I returned to MIG welding as I wasn't happy with my ability to produce a quality weld. Especially in the thinner 16 gauge metal. I had trouble staying on the seam between the 2 pieces I was welding together. And my speed of travel was inconsistent, to the point that I lingered too long in one spot and burned through the metal.
This week I started out no better. For the life of me, I couldn't see where I was going. It seemed that the bright light of the glowing wire tip didn't throw enough light around to see ahead. I tried adjusting my welding mask once more but neither a darker setting nor a brighter setting improved my vision. I placed my face practically on top of the welding gun, as close I could get, but that didn't help either.
It wasn't until I marked the seam to be welded with soapstone, which provides additional contrast, that my welds improved. The white marks show up much better in the light of the glowing tip than the surrounding gray metal.

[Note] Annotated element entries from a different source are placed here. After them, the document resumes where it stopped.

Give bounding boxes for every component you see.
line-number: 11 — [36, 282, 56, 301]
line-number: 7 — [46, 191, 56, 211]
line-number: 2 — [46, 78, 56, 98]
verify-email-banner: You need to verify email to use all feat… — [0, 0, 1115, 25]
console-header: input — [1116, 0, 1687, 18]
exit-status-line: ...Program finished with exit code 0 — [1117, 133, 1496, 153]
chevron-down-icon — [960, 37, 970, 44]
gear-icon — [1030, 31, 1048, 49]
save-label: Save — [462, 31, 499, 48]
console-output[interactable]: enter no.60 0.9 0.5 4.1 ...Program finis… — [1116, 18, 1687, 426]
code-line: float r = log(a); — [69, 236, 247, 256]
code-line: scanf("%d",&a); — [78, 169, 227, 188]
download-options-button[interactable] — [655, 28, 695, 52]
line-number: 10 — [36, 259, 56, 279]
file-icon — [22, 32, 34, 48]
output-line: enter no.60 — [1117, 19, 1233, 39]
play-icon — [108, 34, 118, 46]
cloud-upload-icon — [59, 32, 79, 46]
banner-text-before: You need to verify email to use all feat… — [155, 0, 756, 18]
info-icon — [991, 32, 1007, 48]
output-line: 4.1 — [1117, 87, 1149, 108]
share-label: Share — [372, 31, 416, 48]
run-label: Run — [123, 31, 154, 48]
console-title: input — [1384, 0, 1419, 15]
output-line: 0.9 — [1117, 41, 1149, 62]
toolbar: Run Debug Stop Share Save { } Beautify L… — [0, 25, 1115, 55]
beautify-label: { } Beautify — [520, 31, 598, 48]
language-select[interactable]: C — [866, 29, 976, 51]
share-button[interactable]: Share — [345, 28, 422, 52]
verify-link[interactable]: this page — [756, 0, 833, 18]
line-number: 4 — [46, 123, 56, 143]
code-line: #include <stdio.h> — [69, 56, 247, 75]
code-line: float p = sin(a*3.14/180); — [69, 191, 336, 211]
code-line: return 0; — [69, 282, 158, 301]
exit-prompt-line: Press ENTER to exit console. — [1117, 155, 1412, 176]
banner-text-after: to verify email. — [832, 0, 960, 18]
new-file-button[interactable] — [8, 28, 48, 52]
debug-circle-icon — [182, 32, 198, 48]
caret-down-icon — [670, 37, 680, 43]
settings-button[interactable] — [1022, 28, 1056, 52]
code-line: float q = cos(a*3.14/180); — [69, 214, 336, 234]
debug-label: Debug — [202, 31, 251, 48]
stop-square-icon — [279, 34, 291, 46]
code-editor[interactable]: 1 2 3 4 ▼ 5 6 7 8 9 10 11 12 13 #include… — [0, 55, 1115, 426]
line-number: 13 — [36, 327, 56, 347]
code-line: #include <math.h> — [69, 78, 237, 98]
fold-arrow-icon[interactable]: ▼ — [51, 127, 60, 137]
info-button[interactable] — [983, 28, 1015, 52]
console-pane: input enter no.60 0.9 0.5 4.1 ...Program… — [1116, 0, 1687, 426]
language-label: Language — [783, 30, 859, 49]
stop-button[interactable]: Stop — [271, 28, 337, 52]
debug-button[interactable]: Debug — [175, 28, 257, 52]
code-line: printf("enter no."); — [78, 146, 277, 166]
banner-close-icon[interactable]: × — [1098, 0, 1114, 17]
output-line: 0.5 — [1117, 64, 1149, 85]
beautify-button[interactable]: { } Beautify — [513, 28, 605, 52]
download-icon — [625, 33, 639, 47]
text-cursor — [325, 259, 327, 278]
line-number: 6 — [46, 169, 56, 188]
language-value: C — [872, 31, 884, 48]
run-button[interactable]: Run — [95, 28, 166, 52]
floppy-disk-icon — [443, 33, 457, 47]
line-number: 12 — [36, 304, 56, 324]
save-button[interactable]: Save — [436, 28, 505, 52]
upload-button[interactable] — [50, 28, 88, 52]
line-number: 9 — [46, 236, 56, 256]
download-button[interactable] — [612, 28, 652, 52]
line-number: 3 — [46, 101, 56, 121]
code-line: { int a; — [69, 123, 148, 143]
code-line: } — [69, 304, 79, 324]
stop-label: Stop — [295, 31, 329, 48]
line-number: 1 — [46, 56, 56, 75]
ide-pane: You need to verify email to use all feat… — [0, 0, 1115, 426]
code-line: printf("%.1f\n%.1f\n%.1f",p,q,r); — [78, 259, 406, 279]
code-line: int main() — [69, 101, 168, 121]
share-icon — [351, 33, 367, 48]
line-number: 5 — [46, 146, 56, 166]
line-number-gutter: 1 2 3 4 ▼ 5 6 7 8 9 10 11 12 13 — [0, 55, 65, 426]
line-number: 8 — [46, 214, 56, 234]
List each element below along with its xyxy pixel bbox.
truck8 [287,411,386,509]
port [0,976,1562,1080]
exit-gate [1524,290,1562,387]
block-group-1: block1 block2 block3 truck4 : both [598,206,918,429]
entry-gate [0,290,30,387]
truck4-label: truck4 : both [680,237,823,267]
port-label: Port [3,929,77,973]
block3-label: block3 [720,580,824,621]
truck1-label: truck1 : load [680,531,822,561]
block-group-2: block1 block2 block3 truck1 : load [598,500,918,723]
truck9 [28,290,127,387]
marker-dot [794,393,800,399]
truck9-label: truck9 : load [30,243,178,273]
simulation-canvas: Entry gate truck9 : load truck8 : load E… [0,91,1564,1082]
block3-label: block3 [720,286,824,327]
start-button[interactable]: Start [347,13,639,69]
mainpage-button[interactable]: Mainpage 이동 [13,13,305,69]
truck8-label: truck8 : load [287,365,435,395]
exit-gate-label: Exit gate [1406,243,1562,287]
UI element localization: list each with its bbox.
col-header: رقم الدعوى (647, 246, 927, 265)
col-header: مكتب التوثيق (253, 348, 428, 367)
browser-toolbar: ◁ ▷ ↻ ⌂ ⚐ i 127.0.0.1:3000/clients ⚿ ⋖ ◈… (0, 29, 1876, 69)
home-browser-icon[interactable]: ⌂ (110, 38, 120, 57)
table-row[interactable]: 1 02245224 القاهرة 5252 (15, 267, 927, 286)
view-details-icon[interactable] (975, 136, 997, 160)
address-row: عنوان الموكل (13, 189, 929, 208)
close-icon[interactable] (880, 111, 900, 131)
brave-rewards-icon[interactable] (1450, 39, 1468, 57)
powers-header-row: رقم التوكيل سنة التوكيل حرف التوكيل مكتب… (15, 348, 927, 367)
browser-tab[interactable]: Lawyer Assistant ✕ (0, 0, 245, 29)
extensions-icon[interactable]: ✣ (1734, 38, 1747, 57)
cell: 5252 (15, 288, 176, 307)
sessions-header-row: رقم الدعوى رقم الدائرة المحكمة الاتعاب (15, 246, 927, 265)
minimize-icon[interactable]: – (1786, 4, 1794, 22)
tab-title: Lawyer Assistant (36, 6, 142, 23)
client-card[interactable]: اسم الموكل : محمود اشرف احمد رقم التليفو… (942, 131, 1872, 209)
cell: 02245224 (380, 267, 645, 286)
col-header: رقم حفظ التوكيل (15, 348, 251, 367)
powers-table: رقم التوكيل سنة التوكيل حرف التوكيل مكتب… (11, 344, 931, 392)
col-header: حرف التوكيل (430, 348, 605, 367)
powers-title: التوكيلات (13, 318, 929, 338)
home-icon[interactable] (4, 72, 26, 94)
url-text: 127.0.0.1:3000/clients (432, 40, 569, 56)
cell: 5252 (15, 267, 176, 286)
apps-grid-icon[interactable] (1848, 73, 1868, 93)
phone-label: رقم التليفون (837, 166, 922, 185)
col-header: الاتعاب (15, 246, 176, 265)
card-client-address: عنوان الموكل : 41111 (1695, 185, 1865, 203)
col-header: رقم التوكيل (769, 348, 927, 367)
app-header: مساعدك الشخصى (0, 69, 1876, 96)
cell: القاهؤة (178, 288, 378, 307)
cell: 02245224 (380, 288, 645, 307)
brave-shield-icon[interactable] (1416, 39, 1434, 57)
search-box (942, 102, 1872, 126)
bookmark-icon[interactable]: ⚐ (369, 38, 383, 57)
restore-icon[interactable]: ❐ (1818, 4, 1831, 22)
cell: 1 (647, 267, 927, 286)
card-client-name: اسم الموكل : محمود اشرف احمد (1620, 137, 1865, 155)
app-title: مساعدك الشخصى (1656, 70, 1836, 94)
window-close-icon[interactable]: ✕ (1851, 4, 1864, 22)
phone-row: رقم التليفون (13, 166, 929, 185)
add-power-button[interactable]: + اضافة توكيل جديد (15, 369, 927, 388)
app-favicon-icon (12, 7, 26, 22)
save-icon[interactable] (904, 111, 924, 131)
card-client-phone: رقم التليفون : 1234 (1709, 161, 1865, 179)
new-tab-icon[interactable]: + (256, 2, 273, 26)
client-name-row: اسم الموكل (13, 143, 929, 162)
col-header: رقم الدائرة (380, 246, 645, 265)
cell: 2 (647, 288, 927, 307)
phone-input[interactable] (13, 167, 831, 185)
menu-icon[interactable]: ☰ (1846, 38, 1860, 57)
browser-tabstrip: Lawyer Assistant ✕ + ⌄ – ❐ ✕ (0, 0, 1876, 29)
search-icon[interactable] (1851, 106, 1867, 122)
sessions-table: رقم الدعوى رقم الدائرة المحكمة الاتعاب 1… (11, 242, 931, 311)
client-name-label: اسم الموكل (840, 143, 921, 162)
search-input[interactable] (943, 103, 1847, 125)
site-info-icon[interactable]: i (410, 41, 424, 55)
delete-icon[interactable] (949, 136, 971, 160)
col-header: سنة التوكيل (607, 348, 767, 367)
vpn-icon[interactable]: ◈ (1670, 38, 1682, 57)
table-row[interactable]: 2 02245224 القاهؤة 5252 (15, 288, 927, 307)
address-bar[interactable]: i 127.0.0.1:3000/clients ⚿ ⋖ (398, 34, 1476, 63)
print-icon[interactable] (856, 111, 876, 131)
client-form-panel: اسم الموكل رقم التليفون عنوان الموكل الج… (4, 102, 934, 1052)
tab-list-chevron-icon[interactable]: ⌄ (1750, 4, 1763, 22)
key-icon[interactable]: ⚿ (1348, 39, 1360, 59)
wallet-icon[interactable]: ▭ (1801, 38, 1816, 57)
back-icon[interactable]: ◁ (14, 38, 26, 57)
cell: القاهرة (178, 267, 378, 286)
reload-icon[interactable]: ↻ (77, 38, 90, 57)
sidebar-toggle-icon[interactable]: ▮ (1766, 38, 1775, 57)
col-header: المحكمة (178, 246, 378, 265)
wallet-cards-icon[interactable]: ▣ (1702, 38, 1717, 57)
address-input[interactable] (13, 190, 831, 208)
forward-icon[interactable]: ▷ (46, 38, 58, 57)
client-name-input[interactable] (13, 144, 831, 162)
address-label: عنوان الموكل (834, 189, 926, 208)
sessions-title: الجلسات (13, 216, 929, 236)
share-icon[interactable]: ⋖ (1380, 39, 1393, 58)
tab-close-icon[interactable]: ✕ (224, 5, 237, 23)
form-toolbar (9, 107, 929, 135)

With practice, my speed of travel also improved but it still wasn't great. Next class, I'll do what Adam did and reduce the voltage (and wire speed) so that I can move slower. That should reduce the risk of burn through.
🚜 On the Farm
We started a family project over the weekend. Spring is almost here, and we would like to expand the number of bee colonies beyond the 3 we currently have. 🐝
Spring is the time that colonies can split in 2, and we want to be ready with hives for the new ones. Plus we have an old (crappy) hive from Les Crowder we would like to replace.
With room for 6 top bar hives on our stands and 2 in place, we had room for 4 more. Our plan is to transfer the colony in Les's hive and the colony currently in the nuc hive into new hives. That leaves us with 2 empty additional hives. We'll probably sell Les's hive. We'll keep the nuc around to catch wild swarms with.
Our hives are built of the horizontal top bar hive plans from Top-Bar Beekeeping: Organic Practices for Honeybee Health by Les Crowder.
It took us 2(!) trips to Home Depot to get all the materials. The math I did in my head on our first trip was incorrect and I thus had to go back for more.
I was in charge of the cutting and routing, Tatyanna painted, while Casper glued cleats to the bars.
The top bars are made from 20.25" 1x2 stock. Each bar got a small notch to align the bar with.
The cleats are cut from leftover stock. Cut 1x stock at a 45º angle to create a cleat. Angle the blade to 90º and cut another cleat. Then repeat the 45º cut and so on. Time-consuming and dusty work!
Casper put glue on a cleat, stuck it on a bar and tacked it in place with a brad nailer. Look at the stack he did.